In my state, as I mentioned, we have the highest rate of international adoptions in the country. We have families that have opened their hearts and their homes to kids from every country from Vietnam to Guatemala to Nepal to Haiti. My background as county attorney for eight years, I oversaw the lawyers who worked with foster care and adoptions. We made it a huge priority to try to speed up the process for kids to be adopted from foster care. Right now in our country nearly 400,000 children are living without permanent families in the foster care system. Over 100,000 of these children are eligible for adoption, but too many of them will languish for years in foster care. Often times, with very good families for them, but obviously a permanent home is what you want. We talked about international adoptions around the world, there are estimated to be nearly 18 million orphans who have lost both parents and are living in orphanages or on the streets that have again a permanent home.
Senator Blunt talked about some examples from his own state, I use one example when the Hatch family, Emerson Hatch was one of these children, an orphan, started the process to adopt her from India in 2000. Emerson was one of 300 kids living in an orphanage built to house 34 children. The Indian government refused to release her and the family had to endure a two year wait and an earthquake and a contested election in India before they were finally able to get her out of India with one minute to spare before her passport expired. She was malnourished, she was two years old, but only weighed fourteen pounds and was in poor health. But, with a lot of love and with the help of the adoption medicine clinic at the University of Minnesota, Emerson and the Hatch family are thriving, she is in high school and the family is passionate about giving orphans permanent, loving homes. And so there are many things that this Senate can do.
The first is, as Senator Blunt has explained, leading efforts when countries put up barriers for no good reason. Obviously sometimes you’ll have legal issues in countries that have corruption or other reasons there are pauses in adoptions. But, when other countries are putting up barriers for no good reasons, and for reasons that are fairly transparent, we must lead and work with other senators across the aisle to get this done.

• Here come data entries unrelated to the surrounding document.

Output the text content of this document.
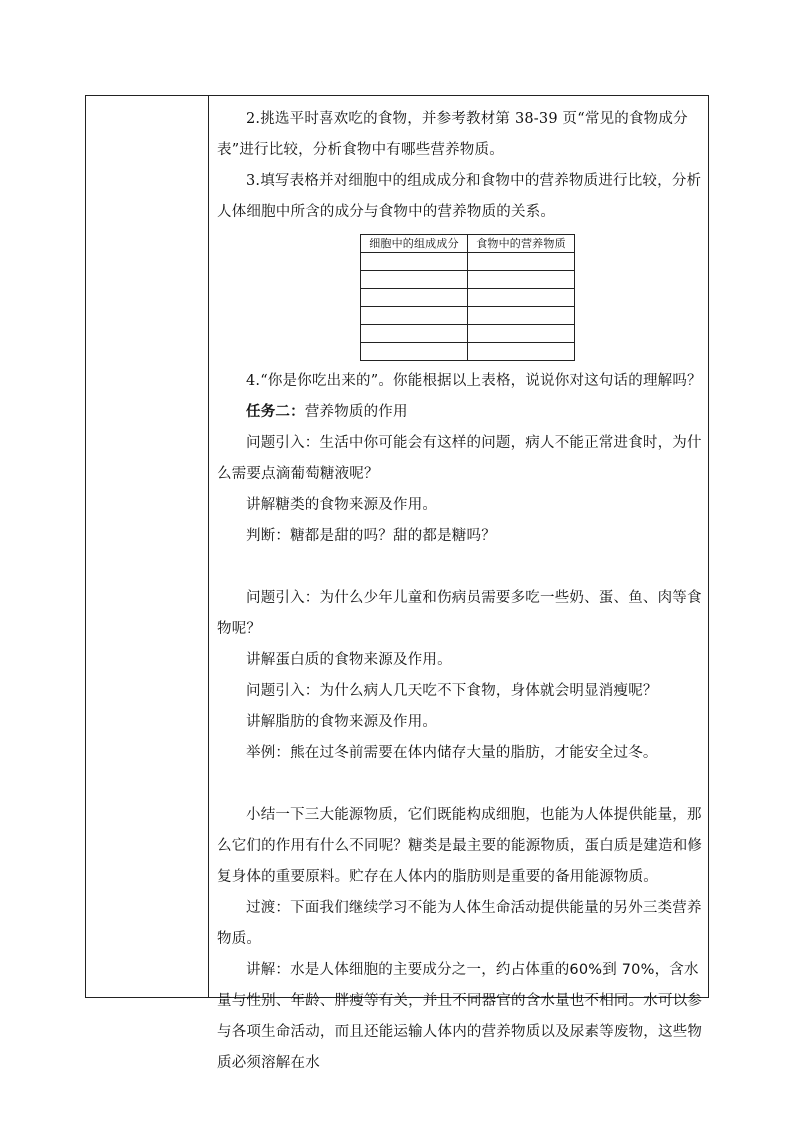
2.挑选平时喜欢吃的食物，并参考教材第 38-39 页“常见的食物成分表”进行比较，分析食物中有哪些营养物质。

3.填写表格并对细胞中的组成成分和食物中的营养物质进行比较，分析人体细胞中所含的成分与食物中的营养物质的关系。

细胞中的组成成分	食物中的营养物质

4.“你是你吃出来的”。你能根据以上表格，说说你对这句话的理解吗？

任务二：营养物质的作用

问题引入：生活中你可能会有这样的问题，病人不能正常进食时，为什么需要点滴葡萄糖液呢？

讲解糖类的食物来源及作用。

判断：糖都是甜的吗？甜的都是糖吗？

问题引入：为什么少年儿童和伤病员需要多吃一些奶、蛋、鱼、肉等食物呢？

讲解蛋白质的食物来源及作用。

问题引入：为什么病人几天吃不下食物，身体就会明显消瘦呢？

讲解脂肪的食物来源及作用。

举例：熊在过冬前需要在体内储存大量的脂肪，才能安全过冬。

小结一下三大能源物质，它们既能构成细胞，也能为人体提供能量，那么它们的作用有什么不同呢？糖类是最主要的能源物质，蛋白质是建造和修复身体的重要原料。贮存在人体内的脂肪则是重要的备用能源物质。

过渡：下面我们继续学习不能为人体生命活动提供能量的另外三类营养物质。

讲解：水是人体细胞的主要成分之一，约占体重的60%到 70%，含水量与性别、年龄、胖瘦等有关，并且不同器官的含水量也不相同。水可以参与各项生命活动，而且还能运输人体内的营养物质以及尿素等废物，这些物质必须溶解在水
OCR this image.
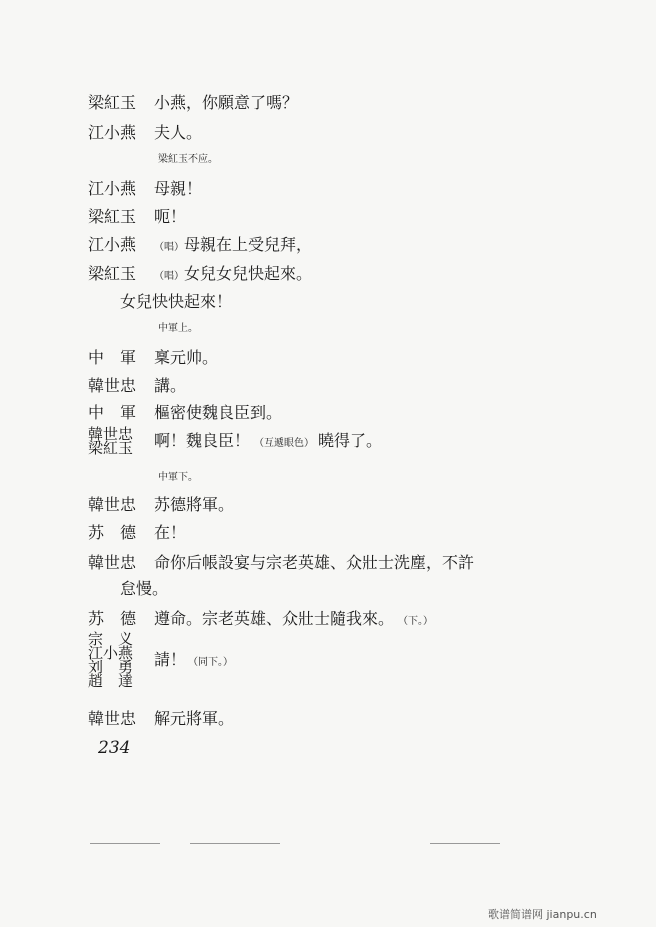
梁紅玉 小燕，你願意了嗎？
江小燕 夫人。
梁紅玉不应。
江小燕 母親！
梁紅玉 呃！
江小燕 （唱）母親在上受兒拜，
梁紅玉 （唱）女兒女兒快起來。
女兒快快起來！
中軍上。
中　軍 稟元帅。
韓世忠 講。
中　軍 樞密使魏良臣到。
韓世忠
梁紅玉	啊！魏良臣！ （互遞眼色） 曉得了。
中軍下。
韓世忠 苏德將軍。
苏　德 在！
韓世忠 命你后帳設宴与宗老英雄、众壯士洗塵，不許
怠慢。
苏　德 遵命。宗老英雄、众壯士隨我來。 （下。）
宗　义
江小燕
刘　勇
趙　達
請！ （同下。）
韓世忠 解元將軍。
234
歌谱简谱网 jianpu.cn
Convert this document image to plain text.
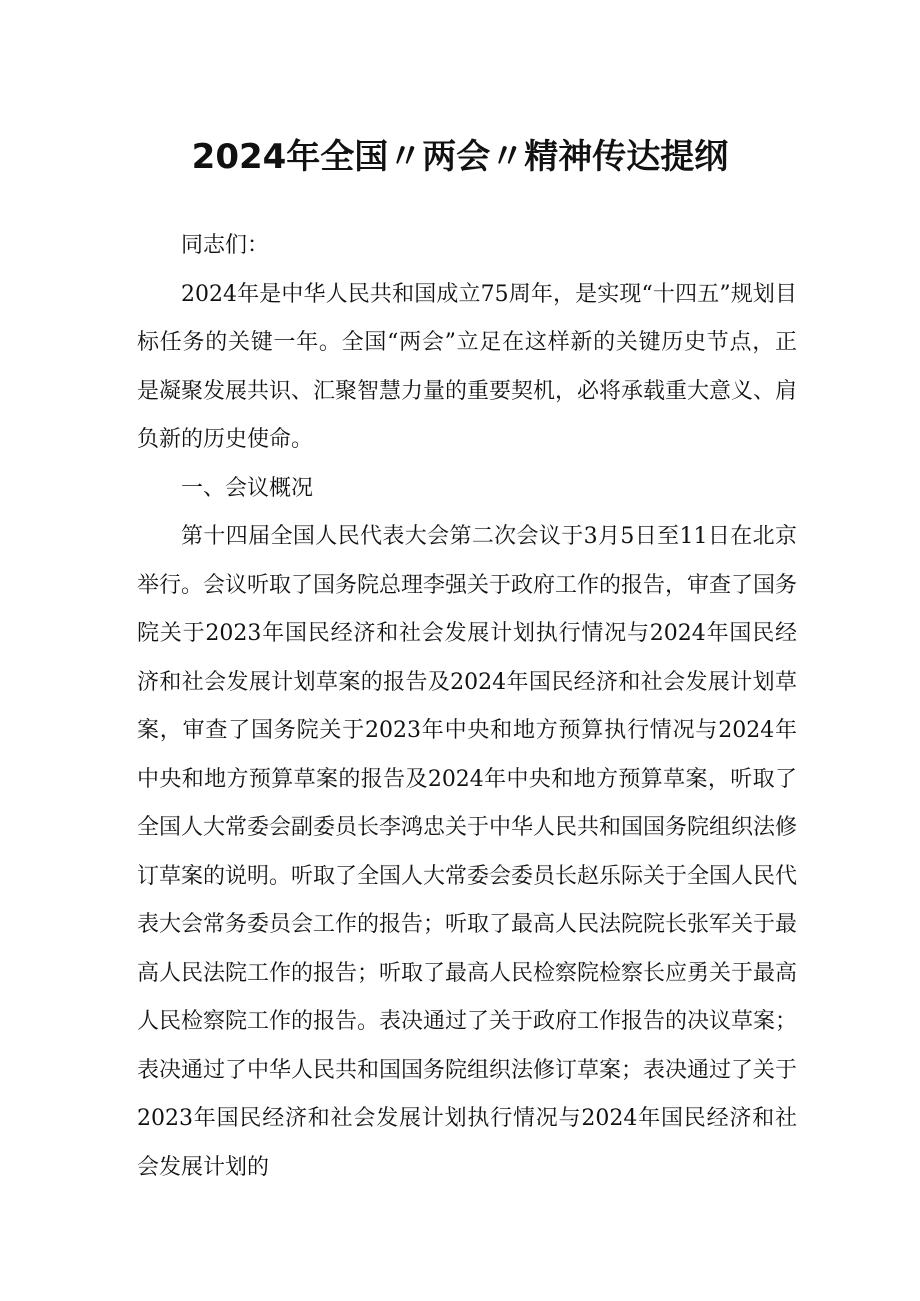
2024年全国〃两会〃精神传达提纲

同志们：

2024年是中华人民共和国成立75周年，是实现“十四五”规划目标任务的关键一年。全国“两会”立足在这样新的关键历史节点，正是凝聚发展共识、汇聚智慧力量的重要契机，必将承载重大意义、肩负新的历史使命。

一、会议概况

第十四届全国人民代表大会第二次会议于3月5日至11日在北京举行。会议听取了国务院总理李强关于政府工作的报告，审查了国务院关于2023年国民经济和社会发展计划执行情况与2024年国民经济和社会发展计划草案的报告及2024年国民经济和社会发展计划草案，审查了国务院关于2023年中央和地方预算执行情况与2024年中央和地方预算草案的报告及2024年中央和地方预算草案，听取了全国人大常委会副委员长李鸿忠关于中华人民共和国国务院组织法修订草案的说明。听取了全国人大常委会委员长赵乐际关于全国人民代表大会常务委员会工作的报告；听取了最高人民法院院长张军关于最高人民法院工作的报告；听取了最高人民检察院检察长应勇关于最高人民检察院工作的报告。表决通过了关于政府工作报告的决议草案；表决通过了中华人民共和国国务院组织法修订草案；表决通过了关于2023年国民经济和社会发展计划执行情况与2024年国民经济和社会发展计划的
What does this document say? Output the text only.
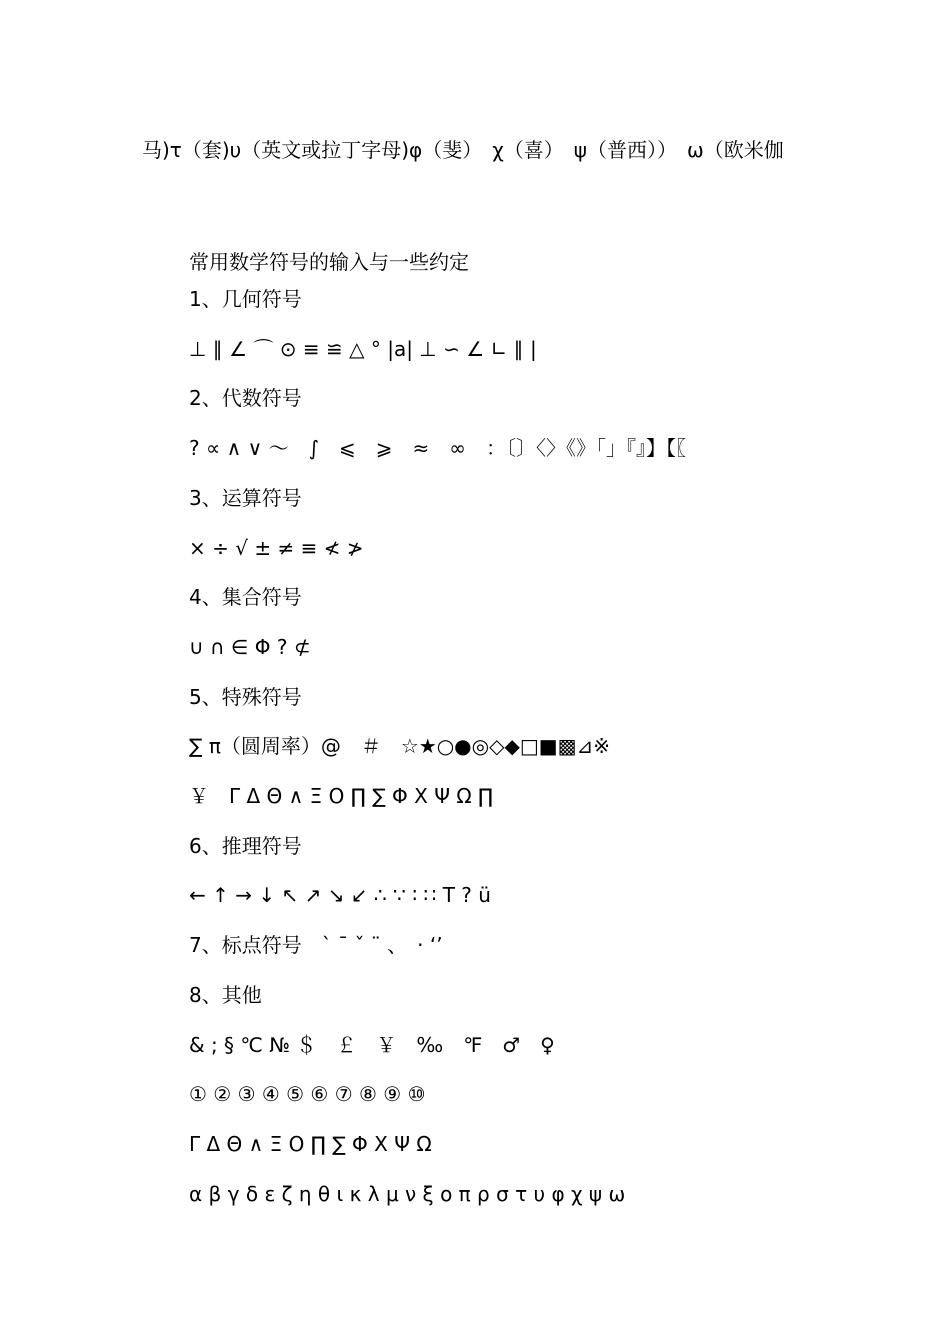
马)τ（套)υ（英文或拉丁字母)φ（斐）　χ（喜）　ψ（普西））　ω（欧米伽
常用数学符号的输入与一些约定
1、几何符号
⊥ ∥ ∠ ⌒ ⊙ ≡ ≌ △ ° |a| ⊥ ∽ ∠ ∟ ∥ |
2、代数符号
? ∝ ∧ ∨ ～　∫　⩽　⩾　≈　∞　：〔〕〈〉《》「」『』】【〖
3、运算符号
× ÷ √ ± ≠ ≡ ≮ ≯
4、集合符号
∪ ∩ ∈ Φ ? ⊄
5、特殊符号
∑ π（圆周率）@　＃　☆★○●◎◇◆□■▩⊿※
￥　Γ Δ Θ ∧ Ξ Ο ∏ ∑ Φ Χ Ψ Ω ∏
6、推理符号
← ↑ → ↓ ↖ ↗ ↘ ↙ ∴ ∵ ∶ ∷ T ? ü
7、标点符号　ˋ ˉ ˇ ¨ 、　· ‘’
8、其他
& ; § ℃ № ＄　￡　￥　‰　℉　♂　♀
① ② ③ ④ ⑤ ⑥ ⑦ ⑧ ⑨ ⑩
Γ Δ Θ ∧ Ξ Ο ∏ ∑ Φ Χ Ψ Ω
α β γ δ ε ζ η θ ι κ λ μ ν ξ ο π ρ σ τ υ φ χ ψ ω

The second is legislation, we’ve had a number of successful bills pass in the senate. The bill I’m probably proudest of is something I did with actually Senator Sessions and Senator Inhofe which was to allow older siblings to come in internationally when a younger sibling had been adopted. What was happening was kids would turn 17 after holding the family together as the oldest sibling and then they would no longer be eligible for adoption. We had a family out of the Philippines, 9 children, oldest kid held them together in an orphanage, oldest two kids, and then they turned too old to be adopted. That family I will never forget, the Merkouris came to me and they said well we have these choices we can adopt the 7 kids and leave the two behind, it was like a Sophie’s Choice, or we can leave them all there because we want them to stay together or you can change the law. That was the discussion. So I worked with my colleagues and I’ll never forget the Mccorrises came with pictures of these children on their iPads and went around the offices to house members and Senators that were holding up the bill, and showed them to their staff members, and the staff members would call our staff crying and said okay we won’t hold it up anymore. And we were able to get that passed and I was able to be there Senator Blunt with that family in their home, a farmhouse that they’ve expanded, and it was like a Philippines version of The Sound of Music. And they’re an incredible family, I just talked to them a few months ago doing well.
So this is I would argue to our colleagues a bipartisan area in Congress, something we can do across the aisle, but it’s also something where we can make a significant difference not just in one family’s life, but in many, many families’ lives. So, I want to thank you for your work and your continued leadership in this area.